5. Quinto, la gracia salvadora le hace a uno amar y buscar la santidad, aún cuando sea difícil y peligroso. Los creyentes de nombre solamente, aquellos que no son realmente salvos, no perseveran cuando la vida cristiana se vuelve difícil. Jesús habló de semejantes personas en la parábola del sembrador. (Mat.13:20-21)  La semilla sembrada entre pedregales representa a la persona que oye la palabra y al momento la recibe con gozo, “pero no tiene raíz en sí, antes es temporal, pues al venir la aflicción o la persecución por la palabra, luego se ofende.”   El creyente verdadero, sigue a Cristo aún cuando sea difícil.

6. Sexto, los que gozan de la bendición de la gracia especial de Dios, quieren obedecer a Dios por motivos espirituales. Desean orar, quieren servir a Dios, quieren escucharle porque le aman y desean agradarle. Aquellos que solo son creyentes nominales, hacen algunas de estas cosas pero no porque amen a Dios, sino solo para ser vistos de los hombres. Quieren que otros piensen bien de ellos pero en realidad no quieren agradar a Dios.

7. Séptimo, la gracia salvadora, renovadora; conduce al deseo de abandonar, de dejar el pecado por completo y a obedecer todos los mandamientos de Dios. Los creyentes son hechos semejantes a Caleb de quien Dios dijo: “Por cuanto hubo en él otro espíritu, y cumplió de ir en pos de mí.”  (Num.14:24)   Los que solo aparentan ser creyentes sin serlo, siguen a Dios a medias, son de doble ánimo, solo obedecen cuando les es conveniente. Es necesario hacer una distinción entre lograr la perfección y desearla, entre el esfuerzo para obedecer y el cumplimiento.  El alma renovada puede decir: Aunque no he mortificado completamente ningún pecado, como debiera y como quisiera, sin embargo aborrezco todo pecado. Aunque no he obedecido perfectamente ni un solo mandamiento, como quisiera y como debiera, sin embargo amo cada mandamiento de Dios. Todos me son preciosos, y no hay uno solo que no deseo cumplir. Este era el sentir del apóstol Pablo en Romanos 7:15-22.

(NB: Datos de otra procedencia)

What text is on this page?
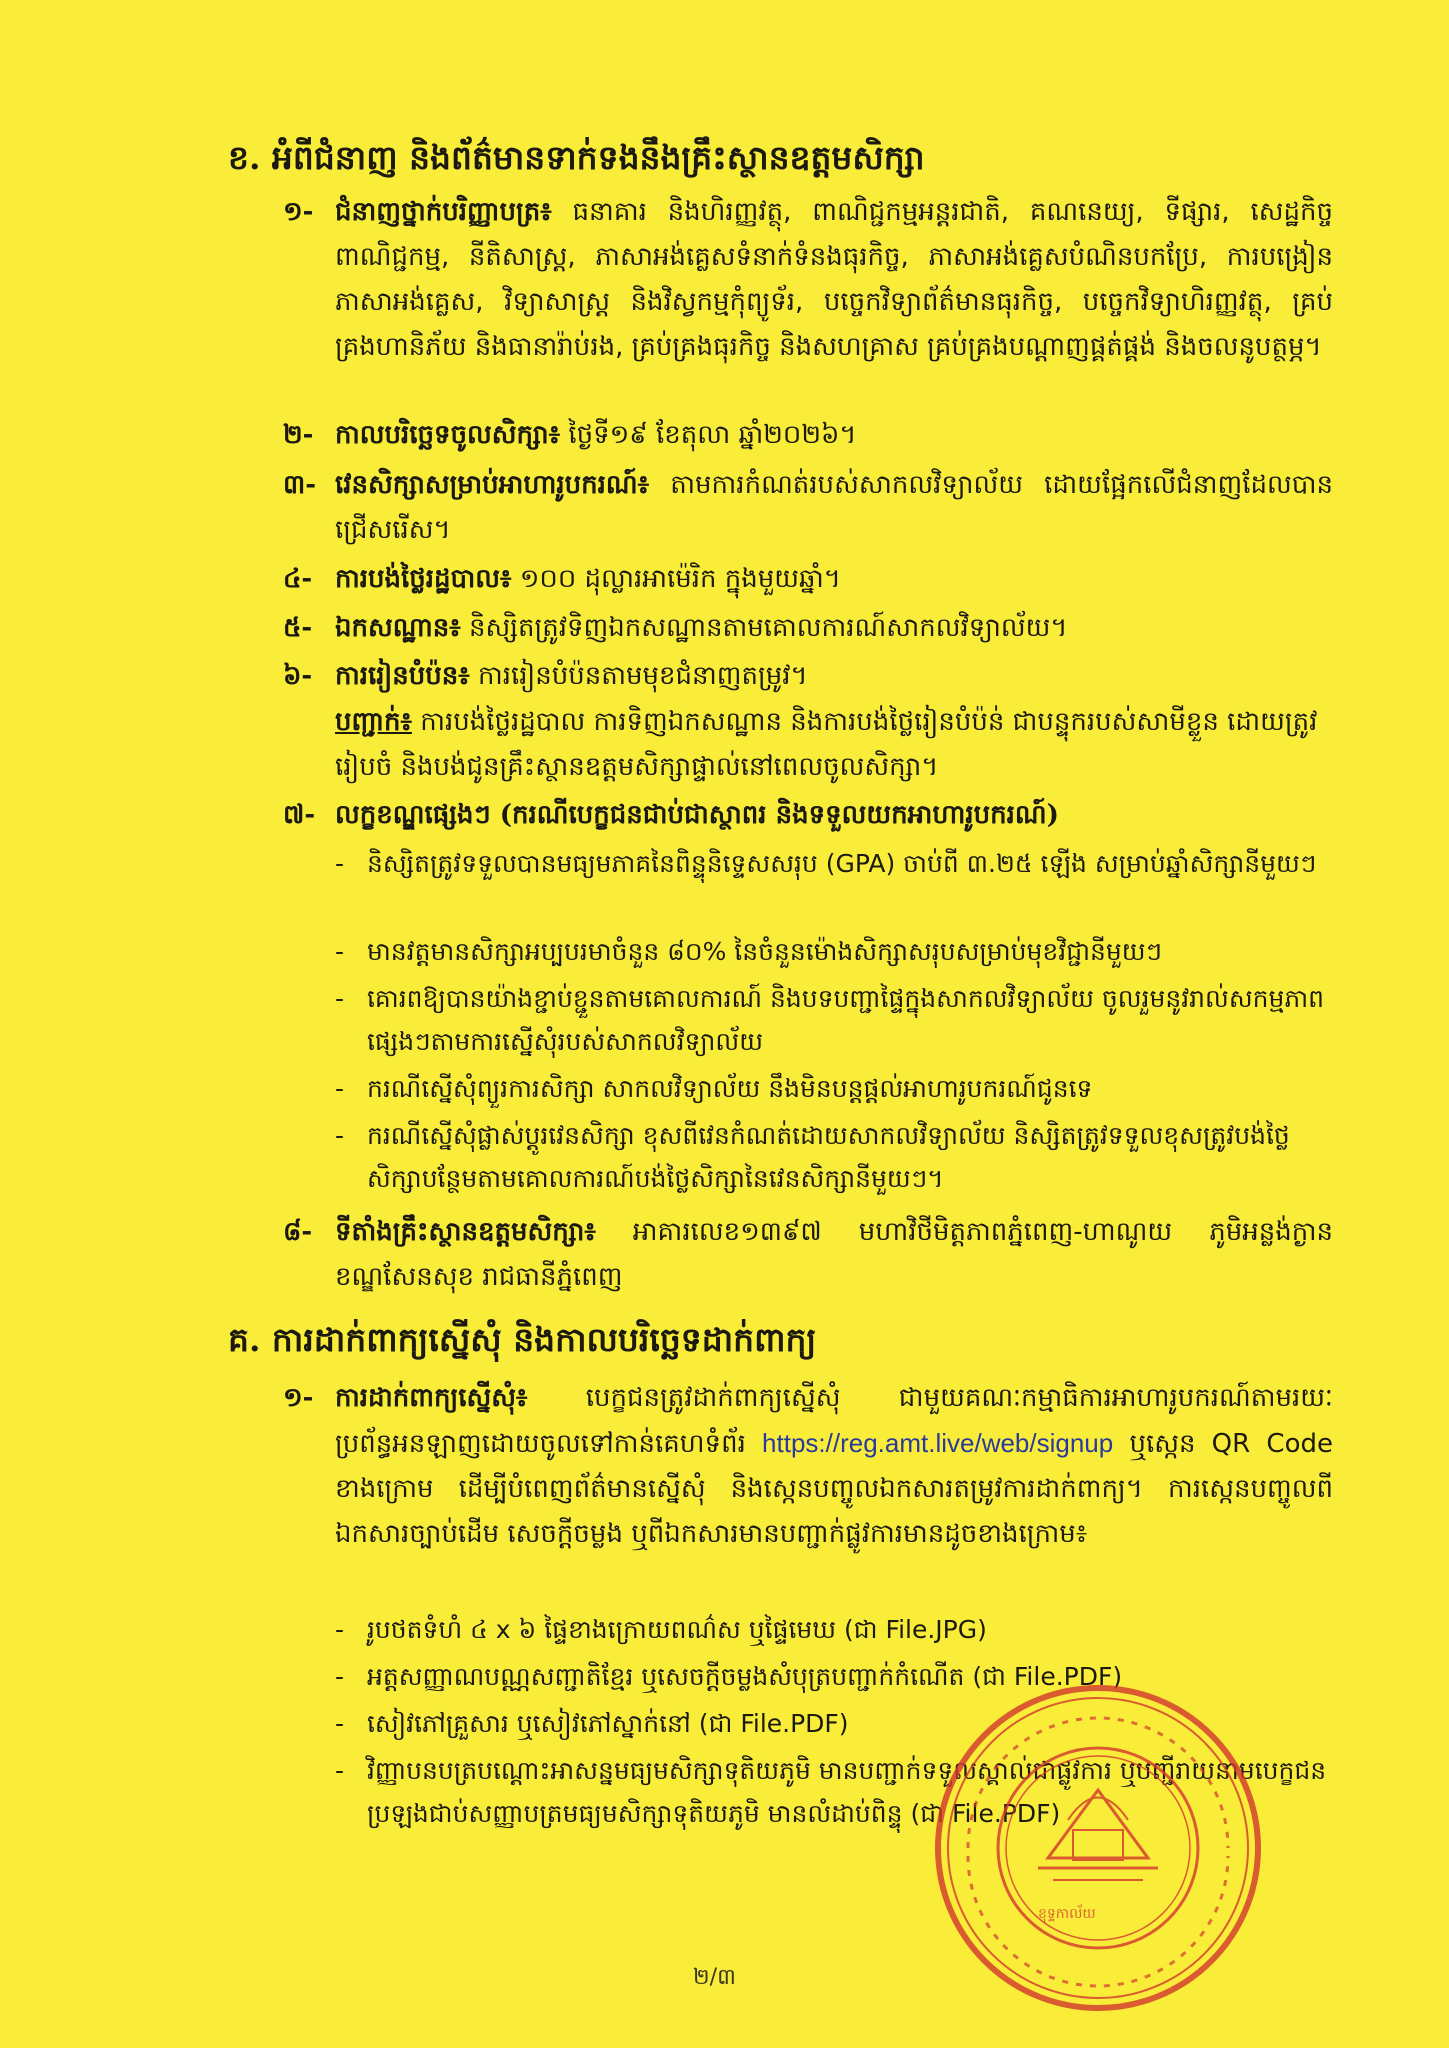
ខ. អំពីជំនាញ និងព័ត៌មានទាក់ទងនឹងគ្រឹះស្ថានឧត្តមសិក្សា
១- ជំនាញថ្នាក់បរិញ្ញាបត្រ៖ ធនាគារ និងហិរញ្ញវត្ថុ, ពាណិជ្ជកម្មអន្តរជាតិ, គណនេយ្យ, ទីផ្សារ, សេដ្ឋកិច្ចពាណិជ្ជកម្ម, នីតិសាស្ត្រ, ភាសាអង់គ្លេសទំនាក់ទំនងធុរកិច្ច, ភាសាអង់គ្លេសបំណិនបកប្រែ, ការបង្រៀនភាសាអង់គ្លេស, វិទ្យាសាស្ត្រ និងវិស្វកម្មកុំព្យូទ័រ, បច្ចេកវិទ្យាព័ត៌មានធុរកិច្ច, បច្ចេកវិទ្យាហិរញ្ញវត្ថុ, គ្រប់គ្រងហានិភ័យ និងធានារ៉ាប់រង, គ្រប់គ្រងធុរកិច្ច និងសហគ្រាស គ្រប់គ្រងបណ្តាញផ្គត់ផ្គង់ និងចលនូបត្ថម្ភ។
២- កាលបរិច្ឆេទចូលសិក្សា៖ ថ្ងៃទី១៩ ខែតុលា ឆ្នាំ២០២៦។
៣- វេនសិក្សាសម្រាប់អាហារូបករណ៍៖ តាមការកំណត់របស់សាកលវិទ្យាល័យ ដោយផ្អែកលើជំនាញដែលបានជ្រើសរើស។
៤- ការបង់ថ្លៃរដ្ឋបាល៖ ១០០ ដុល្លារអាម៉េរិក ក្នុងមួយឆ្នាំ។
៥- ឯកសណ្ឋាន៖ និស្សិតត្រូវទិញឯកសណ្ឋានតាមគោលការណ៍សាកលវិទ្យាល័យ។
៦- ការរៀនបំប៉ន៖ ការរៀនបំប៉នតាមមុខជំនាញតម្រូវ។
បញ្ជាក់៖ ការបង់ថ្លៃរដ្ឋបាល ការទិញឯកសណ្ឋាន និងការបង់ថ្លៃរៀនបំប៉ន់ ជាបន្ទុករបស់សាមីខ្លួន ដោយត្រូវរៀបចំ និងបង់ជូនគ្រឹះស្ថានឧត្តមសិក្សាផ្ទាល់នៅពេលចូលសិក្សា។
៧- លក្ខខណ្ឌផ្សេងៗ (ករណីបេក្ខជនជាប់ជាស្ថាពរ និងទទួលយកអាហារូបករណ៍)
- និស្សិតត្រូវទទួលបានមធ្យមភាគនៃពិន្ទុនិទ្ទេសសរុប (GPA) ចាប់ពី ៣.២៥ ឡើង សម្រាប់ឆ្នាំសិក្សានីមួយៗ
- មានវត្តមានសិក្សាអប្បបរមាចំនួន ៨០% នៃចំនួនម៉ោងសិក្សាសរុបសម្រាប់មុខវិជ្ជានីមួយៗ
- គោរពឱ្យបានយ៉ាងខ្ជាប់ខ្ជួនតាមគោលការណ៍ និងបទបញ្ជាផ្ទៃក្នុងសាកលវិទ្យាល័យ ចូលរួមនូវរាល់សកម្មភាពផ្សេងៗតាមការស្នើសុំរបស់សាកលវិទ្យាល័យ
- ករណីស្នើសុំព្យួរការសិក្សា សាកលវិទ្យាល័យ នឹងមិនបន្តផ្តល់អាហារូបករណ៍ជូនទេ
- ករណីស្នើសុំផ្លាស់ប្តូរវេនសិក្សា ខុសពីវេនកំណត់ដោយសាកលវិទ្យាល័យ និស្សិតត្រូវទទួលខុសត្រូវបង់ថ្លៃសិក្សាបន្ថែមតាមគោលការណ៍បង់ថ្លៃសិក្សានៃវេនសិក្សានីមួយៗ។
៨- ទីតាំងគ្រឹះស្ថានឧត្តមសិក្សា៖ អាគារលេខ១៣៩៧ មហាវិថីមិត្តភាពភ្នំពេញ-ហាណូយ ភូមិអន្លង់ក្ងាន ខណ្ឌសែនសុខ រាជធានីភ្នំពេញ
គ. ការដាក់ពាក្យស្នើសុំ និងកាលបរិច្ឆេទដាក់ពាក្យ
១- ការដាក់ពាក្យស្នើសុំ៖ បេក្ខជនត្រូវដាក់ពាក្យស្នើសុំ ជាមួយគណៈកម្មាធិការអាហារូបករណ៍តាមរយៈប្រព័ន្ធអនឡាញដោយចូលទៅកាន់គេហទំព័រ https://reg.amt.live/web/signup ឬស្កេន QR Code ខាងក្រោម ដើម្បីបំពេញព័ត៌មានស្នើសុំ និងស្កេនបញ្ចូលឯកសារតម្រូវការដាក់ពាក្យ។ ការស្កេនបញ្ចូលពីឯកសារច្បាប់ដើម សេចក្តីចម្លង ឬពីឯកសារមានបញ្ជាក់ផ្លូវការមានដូចខាងក្រោម៖
- រូបថតទំហំ ៤ x ៦ ផ្ទៃខាងក្រោយពណ៌ស ឬផ្ទៃមេឃ (ជា File.JPG)
- អត្តសញ្ញាណបណ្ណសញ្ជាតិខ្មែរ ឬសេចក្តីចម្លងសំបុត្របញ្ជាក់កំណើត (ជា File.PDF)
- សៀវភៅគ្រួសារ ឬសៀវភៅស្នាក់នៅ (ជា File.PDF)
- វិញ្ញាបនបត្របណ្តោះអាសន្នមធ្យមសិក្សាទុតិយភូមិ មានបញ្ជាក់ទទួលស្គាល់ជាផ្លូវការ ឬបញ្ជីរាយនាមបេក្ខជនប្រឡងជាប់សញ្ញាបត្រមធ្យមសិក្សាទុតិយភូមិ មានលំដាប់ពិន្ទុ (ជា File.PDF)
ខុទ្ទកាល័យ
២/៣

8. Octavo, principalmente y sobre todo, aquellos que son benditos con el amor y la gracia especial de Dios, estiman a Cristo como la más grande bendición. Cristo mismo es suficiente para satisfacer sus almas. Pueden gozar de Cristo sin poseer riquezas, sin placeres, sin la sonrisa de la prosperidad; de todos modos están contentos con Cristo. Cristo es el todo, el Sumo Bien para los que conocen la gracia salvadora. Si estamos enfermos, Él es el médico; si tenemos sed, Él es el manantial; si el pecado nos inquieta, Él es nuestra justicia; si necesitamos ayuda, Él es poderoso para salvar; si tememos la muerte, Él es la vida; si estamos en tinieblas, Él es la luz; si somos débiles, Él es nuestra fortaleza; si somos pobres, Él es la plenitud; si deseamos el cielo, Él es el único camino. En contraste con los que solo tienen la apariencia de creyentes, quienes estiman más las recompensas, los beneficios y la alabanza que reciben profesando el cristianismo (pero que en realidad no estiman a Cristo por encima de todas las cosas), los que poseen a Cristo no carecen de nada. Así dijo Pablo, “como no teniendo nada, más poseyéndolo todo.”  (1Cor.6:10)   Entonces, quienes no poseen a Cristo, no tienen nada.